Yirong Lin, Ph.D., and Norman Love, Ph.D., associate professors of mechanical engineering, along with Calvin Stewart, Ph.D., assistant professor of mechanical engineering, were named recipients of the grant. The award is a new initiative of the DOE known as the Partnership for Research and Education Consortium in Ceramics and Polymers (PRE-CCAP).

The UTEP professors will lead the effort with counterparts from Florida International University (FIU) in Miami, Tennessee State University (TSU) in Nashville, as well as Los Alamos National Laboratory in Los Alamos, New Mexico, and Kansas City National Security Campus toward the project’s overall goal of establishing a sustainable pipeline of highly trained, next-generation workers and a community of technical peers to support the core mission of the DOE’s National Nuclear Security Administration (NNSA) – to enhance national security through nuclear science applications. 

“The cSETR is pleased to be awarded the opportunity to steward this Department of Energy collaboration,” said Ahsan Choudhuri, Ph.D., associate vice president for strategic initiatives of UTEP and cSETR director. “The work of Dr. Lin, Dr. Love and Dr. Stewart to strategically design our education and research efforts in collaboration with partner schools and laboratories will ensure the success of PRE-CCAP. This grant is a testament to their efforts and to the national preeminence of cSETR, the College of Engineering and UTEP as a whole. We are excited to move forward.”

At UTEP, the fund will support three doctoral students and five undergraduate students. Those students will be a focal point of PRE-CCAP’s goal of providing opportunities for minority student research internships, research skills training, intellectual collaboration between Minority Serving Institutions and DOE laboratories, and to increase visibility of NNSA related scientific activities.

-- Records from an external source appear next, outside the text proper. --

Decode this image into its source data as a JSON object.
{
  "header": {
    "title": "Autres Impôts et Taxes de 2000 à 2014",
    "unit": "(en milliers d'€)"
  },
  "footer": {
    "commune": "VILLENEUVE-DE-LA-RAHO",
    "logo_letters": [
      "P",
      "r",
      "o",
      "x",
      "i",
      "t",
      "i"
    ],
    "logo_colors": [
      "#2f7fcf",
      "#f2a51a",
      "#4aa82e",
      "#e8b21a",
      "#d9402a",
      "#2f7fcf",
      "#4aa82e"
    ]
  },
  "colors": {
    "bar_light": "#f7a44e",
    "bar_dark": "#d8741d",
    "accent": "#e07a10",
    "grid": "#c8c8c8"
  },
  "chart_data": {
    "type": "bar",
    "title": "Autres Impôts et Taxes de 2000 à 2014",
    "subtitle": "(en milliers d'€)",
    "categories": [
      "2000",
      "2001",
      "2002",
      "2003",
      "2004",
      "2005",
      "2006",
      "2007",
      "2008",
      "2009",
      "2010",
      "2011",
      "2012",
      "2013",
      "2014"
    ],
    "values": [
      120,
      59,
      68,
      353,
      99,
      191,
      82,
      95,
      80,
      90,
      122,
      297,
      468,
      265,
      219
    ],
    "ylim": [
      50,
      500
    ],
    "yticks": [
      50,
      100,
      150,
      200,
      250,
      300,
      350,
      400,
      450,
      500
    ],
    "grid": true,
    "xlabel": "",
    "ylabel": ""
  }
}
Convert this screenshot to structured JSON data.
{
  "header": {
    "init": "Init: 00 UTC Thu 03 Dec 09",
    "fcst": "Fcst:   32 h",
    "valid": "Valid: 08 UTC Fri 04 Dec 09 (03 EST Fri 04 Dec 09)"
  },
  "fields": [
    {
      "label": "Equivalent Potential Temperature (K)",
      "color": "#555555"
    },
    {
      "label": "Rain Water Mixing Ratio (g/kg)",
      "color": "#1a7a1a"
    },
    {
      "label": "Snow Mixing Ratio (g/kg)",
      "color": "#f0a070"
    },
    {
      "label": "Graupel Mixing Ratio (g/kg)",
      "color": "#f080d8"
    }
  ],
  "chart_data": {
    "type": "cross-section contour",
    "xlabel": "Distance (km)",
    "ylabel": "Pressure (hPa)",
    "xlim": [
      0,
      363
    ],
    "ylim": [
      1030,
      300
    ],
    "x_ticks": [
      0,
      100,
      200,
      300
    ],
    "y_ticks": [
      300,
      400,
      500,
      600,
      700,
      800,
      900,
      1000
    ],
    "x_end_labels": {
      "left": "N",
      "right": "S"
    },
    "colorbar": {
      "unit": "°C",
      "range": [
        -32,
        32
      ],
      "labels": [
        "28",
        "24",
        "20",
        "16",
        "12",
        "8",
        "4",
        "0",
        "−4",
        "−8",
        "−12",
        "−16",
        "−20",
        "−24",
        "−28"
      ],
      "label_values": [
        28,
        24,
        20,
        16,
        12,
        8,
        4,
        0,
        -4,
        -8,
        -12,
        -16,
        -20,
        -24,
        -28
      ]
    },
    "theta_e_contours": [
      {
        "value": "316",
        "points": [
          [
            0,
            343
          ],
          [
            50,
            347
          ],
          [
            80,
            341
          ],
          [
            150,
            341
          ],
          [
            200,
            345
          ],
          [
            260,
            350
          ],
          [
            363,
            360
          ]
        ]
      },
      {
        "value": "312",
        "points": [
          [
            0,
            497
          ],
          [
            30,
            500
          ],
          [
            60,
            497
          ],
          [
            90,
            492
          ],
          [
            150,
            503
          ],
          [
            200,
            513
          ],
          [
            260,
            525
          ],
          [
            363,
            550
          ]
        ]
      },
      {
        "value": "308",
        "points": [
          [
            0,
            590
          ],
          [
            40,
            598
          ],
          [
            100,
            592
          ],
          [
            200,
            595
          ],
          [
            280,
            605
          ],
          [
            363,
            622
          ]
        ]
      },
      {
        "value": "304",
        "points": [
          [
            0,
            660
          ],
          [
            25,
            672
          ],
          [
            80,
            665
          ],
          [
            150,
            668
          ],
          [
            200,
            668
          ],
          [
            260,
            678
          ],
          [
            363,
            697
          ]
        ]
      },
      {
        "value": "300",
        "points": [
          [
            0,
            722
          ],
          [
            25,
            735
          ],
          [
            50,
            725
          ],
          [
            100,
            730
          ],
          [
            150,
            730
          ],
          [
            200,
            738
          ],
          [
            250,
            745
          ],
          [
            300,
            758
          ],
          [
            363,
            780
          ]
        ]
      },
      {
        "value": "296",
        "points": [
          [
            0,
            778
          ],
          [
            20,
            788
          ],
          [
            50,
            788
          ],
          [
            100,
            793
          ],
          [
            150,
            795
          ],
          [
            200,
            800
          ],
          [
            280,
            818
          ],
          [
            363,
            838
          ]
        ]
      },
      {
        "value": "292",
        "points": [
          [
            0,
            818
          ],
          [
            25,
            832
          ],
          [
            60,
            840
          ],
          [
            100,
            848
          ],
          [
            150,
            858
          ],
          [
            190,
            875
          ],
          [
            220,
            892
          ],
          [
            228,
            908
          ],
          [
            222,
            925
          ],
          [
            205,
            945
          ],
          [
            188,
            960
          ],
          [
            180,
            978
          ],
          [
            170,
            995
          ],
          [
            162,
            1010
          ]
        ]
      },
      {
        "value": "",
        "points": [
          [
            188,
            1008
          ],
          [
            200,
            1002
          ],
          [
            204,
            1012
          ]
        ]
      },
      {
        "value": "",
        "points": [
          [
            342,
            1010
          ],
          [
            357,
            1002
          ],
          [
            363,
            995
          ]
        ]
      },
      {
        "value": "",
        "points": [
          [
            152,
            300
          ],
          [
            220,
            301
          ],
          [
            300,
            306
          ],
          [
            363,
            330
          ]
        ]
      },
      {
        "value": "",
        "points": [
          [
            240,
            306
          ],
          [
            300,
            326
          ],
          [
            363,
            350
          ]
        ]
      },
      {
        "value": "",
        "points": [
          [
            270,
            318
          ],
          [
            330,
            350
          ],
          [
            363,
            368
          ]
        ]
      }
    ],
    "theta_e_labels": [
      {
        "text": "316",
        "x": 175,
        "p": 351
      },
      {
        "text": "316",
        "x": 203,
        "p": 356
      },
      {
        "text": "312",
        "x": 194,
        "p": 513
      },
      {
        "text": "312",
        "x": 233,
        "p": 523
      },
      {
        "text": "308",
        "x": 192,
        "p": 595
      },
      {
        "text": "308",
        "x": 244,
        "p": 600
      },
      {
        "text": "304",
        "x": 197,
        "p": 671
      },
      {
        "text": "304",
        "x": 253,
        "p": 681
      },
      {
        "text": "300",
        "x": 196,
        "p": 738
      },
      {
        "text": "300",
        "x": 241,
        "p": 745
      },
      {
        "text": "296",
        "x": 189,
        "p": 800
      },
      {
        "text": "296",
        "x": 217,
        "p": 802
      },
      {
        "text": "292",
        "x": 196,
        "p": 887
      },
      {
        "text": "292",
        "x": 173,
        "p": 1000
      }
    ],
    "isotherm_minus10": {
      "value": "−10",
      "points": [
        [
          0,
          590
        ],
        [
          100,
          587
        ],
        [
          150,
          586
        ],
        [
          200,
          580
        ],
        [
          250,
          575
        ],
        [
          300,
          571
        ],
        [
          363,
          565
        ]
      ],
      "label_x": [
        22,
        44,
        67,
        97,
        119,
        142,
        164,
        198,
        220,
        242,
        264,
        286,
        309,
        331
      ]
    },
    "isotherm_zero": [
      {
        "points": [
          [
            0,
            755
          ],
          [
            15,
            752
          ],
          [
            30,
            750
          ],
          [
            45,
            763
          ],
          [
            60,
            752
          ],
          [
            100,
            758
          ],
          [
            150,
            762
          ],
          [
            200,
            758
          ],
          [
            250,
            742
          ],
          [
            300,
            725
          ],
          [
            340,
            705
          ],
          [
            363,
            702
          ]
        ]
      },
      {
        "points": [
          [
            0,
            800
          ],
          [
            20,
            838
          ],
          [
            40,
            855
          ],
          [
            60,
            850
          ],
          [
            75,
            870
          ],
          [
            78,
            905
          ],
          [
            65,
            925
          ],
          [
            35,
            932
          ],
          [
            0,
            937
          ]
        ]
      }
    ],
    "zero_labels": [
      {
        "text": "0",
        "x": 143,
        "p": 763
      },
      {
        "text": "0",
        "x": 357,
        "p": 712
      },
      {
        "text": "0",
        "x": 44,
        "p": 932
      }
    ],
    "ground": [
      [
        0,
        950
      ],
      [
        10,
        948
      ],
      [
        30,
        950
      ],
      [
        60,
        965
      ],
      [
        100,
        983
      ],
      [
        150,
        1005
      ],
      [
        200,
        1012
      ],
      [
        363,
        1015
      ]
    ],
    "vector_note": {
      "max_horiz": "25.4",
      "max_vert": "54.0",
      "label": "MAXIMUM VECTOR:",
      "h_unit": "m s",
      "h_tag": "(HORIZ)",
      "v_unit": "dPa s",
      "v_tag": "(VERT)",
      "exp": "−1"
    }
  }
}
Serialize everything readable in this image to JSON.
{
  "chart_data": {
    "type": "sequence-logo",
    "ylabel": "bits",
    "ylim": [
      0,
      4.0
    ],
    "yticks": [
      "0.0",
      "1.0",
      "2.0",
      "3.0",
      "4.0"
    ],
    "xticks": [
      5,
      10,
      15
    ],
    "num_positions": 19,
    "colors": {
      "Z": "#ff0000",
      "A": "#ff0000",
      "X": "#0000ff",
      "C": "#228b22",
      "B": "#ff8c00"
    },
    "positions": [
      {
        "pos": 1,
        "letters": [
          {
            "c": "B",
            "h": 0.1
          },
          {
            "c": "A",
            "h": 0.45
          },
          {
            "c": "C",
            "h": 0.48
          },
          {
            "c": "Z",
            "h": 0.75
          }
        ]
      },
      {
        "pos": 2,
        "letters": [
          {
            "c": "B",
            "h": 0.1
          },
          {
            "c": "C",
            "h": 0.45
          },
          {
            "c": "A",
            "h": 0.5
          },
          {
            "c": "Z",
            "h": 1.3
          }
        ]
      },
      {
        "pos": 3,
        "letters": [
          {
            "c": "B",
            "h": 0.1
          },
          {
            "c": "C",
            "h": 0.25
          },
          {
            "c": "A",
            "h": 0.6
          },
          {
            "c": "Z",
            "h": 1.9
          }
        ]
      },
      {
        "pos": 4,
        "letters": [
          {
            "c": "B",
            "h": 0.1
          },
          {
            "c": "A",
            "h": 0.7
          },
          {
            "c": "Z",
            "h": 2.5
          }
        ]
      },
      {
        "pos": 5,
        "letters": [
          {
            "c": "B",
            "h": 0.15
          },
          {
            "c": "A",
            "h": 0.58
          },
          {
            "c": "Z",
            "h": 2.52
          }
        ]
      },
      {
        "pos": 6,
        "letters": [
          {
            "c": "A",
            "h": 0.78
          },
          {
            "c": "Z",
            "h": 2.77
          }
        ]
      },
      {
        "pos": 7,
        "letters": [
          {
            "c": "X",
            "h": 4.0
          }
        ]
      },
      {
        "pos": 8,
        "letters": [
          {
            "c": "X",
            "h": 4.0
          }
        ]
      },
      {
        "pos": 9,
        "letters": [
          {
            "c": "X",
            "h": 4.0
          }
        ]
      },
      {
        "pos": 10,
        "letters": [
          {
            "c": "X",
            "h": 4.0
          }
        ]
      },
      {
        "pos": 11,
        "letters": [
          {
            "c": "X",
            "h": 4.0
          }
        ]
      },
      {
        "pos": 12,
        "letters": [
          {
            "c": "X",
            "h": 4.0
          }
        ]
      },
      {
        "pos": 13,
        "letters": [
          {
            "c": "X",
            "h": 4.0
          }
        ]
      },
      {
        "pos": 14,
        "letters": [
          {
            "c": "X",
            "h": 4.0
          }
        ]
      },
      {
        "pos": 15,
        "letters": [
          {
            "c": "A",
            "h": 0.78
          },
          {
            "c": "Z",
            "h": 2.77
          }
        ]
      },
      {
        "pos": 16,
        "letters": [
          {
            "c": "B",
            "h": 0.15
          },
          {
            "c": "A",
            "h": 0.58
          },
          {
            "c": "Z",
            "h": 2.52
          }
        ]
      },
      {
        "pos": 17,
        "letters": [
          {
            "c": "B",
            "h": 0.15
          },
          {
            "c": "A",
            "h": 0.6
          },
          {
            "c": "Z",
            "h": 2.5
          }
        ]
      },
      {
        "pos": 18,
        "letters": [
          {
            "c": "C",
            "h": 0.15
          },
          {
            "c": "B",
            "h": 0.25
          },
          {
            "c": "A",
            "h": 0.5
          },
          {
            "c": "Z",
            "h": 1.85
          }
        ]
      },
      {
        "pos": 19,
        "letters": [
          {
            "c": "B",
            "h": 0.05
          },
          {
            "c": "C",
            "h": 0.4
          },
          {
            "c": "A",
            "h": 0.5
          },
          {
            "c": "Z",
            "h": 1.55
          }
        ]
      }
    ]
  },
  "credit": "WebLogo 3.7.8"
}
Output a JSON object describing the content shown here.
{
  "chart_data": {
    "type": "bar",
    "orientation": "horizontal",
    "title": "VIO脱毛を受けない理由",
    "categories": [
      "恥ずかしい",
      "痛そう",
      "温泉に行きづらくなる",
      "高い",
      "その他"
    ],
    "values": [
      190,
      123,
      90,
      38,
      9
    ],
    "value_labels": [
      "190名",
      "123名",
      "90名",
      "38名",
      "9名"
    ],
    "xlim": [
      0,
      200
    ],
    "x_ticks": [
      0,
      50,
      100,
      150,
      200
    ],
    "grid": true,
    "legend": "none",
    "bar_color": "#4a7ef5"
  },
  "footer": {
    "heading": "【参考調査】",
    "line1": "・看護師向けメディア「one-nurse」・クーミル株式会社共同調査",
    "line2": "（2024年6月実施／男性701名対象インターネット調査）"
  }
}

“We are building a pipeline for a future generation workforce,” Lin said. “There will be many opportunities for student research here at UTEP. They will also collaborate with other students in research projects, they will go on internships to these national labs where, chances are, they will get hired upon graduation.”

To accomplish that goal, Lin said the partner schools will take a three-pronged approach to the technical aspects of the project, which is geared toward developing a new method of material systems for applications in nuclear energy. At cSETR, research will be conducted on design, synthesis and fabrication of advanced ceramics and polymers for energy applications. FIU will focus on material characterization while TSU will carry out simulations and modeling. The laboratories will provide technical guidance as well as provide student interns with real-world opportunities to carry out their work.

“All the materials that are being developed out of this proposal are very important for high-temperature applications seen in the nuclear energy fields,” Love said. “Since we’re working on something that’s very relevant to this field, students are able to develop, model and test at our partner institutions and are marketable after graduation.”